Higher education needs more accountability, and a promising approach was a set of federal regulations called gainful employment, which sought to identify and terminate federal financial aid for college programs that left students with excessive student loan debt relative to their earnings after graduating. Introduced in 2011 and 2014, the regulations were rescinded in 2019. The Biden administration is considering reimposing gainful employment. If they do so, they should build upon two improvements gainful employment pioneered (the focus on program level rather than institution level evaluation, and the inclusion of students’ post-graduation earnings as an outcome metric), while avoiding the fatal mistake of the regulations (selective rather than universal application of accountability).

  • The gainful employment regulations, in place from 2014 to 2019, identified and sanctioned college programs that left students with excessive student loan debt relative to their earnings after graduating.
  • New approaches to higher education accountability can build on our experience with gainful employment by replicating gainful employment’s successful approaches and avoiding repeating its fatal mistake.
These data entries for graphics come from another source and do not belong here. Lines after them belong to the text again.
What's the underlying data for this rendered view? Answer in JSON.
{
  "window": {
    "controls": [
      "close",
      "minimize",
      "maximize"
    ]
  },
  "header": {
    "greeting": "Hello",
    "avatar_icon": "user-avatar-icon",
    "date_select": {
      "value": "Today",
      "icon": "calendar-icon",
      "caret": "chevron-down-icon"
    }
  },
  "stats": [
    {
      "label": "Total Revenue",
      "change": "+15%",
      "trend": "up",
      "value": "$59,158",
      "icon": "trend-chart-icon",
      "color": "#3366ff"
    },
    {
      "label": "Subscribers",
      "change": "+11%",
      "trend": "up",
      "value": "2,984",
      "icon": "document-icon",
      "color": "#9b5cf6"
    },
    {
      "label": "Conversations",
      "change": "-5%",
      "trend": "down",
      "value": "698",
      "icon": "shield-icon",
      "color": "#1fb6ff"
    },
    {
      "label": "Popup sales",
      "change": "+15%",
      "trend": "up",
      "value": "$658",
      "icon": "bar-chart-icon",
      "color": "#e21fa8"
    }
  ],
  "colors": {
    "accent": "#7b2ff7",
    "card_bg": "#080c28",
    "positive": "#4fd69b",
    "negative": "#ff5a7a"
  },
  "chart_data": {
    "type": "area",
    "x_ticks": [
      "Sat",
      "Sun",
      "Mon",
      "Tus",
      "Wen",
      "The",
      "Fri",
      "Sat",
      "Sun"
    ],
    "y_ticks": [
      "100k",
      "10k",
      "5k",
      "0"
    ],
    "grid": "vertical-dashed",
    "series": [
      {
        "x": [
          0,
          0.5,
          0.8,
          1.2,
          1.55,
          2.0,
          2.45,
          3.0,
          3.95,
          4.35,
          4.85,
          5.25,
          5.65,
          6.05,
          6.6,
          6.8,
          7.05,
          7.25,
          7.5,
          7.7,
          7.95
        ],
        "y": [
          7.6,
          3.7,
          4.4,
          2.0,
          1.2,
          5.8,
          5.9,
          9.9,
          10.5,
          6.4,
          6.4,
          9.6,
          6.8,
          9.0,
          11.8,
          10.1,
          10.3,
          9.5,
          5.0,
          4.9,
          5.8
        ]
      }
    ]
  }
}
  • One improvement that gainful employment pioneered that should be replicated is the focus on program level rather than institution level accountability.
  • The second improvement that should be replicated is holding colleges accountable for students’ post-graduation earnings.
  • The fatal mistake gainful employment made, and that policymakers should avoid repeating, is selectively applying accountability—excluding most of higher education from accountability.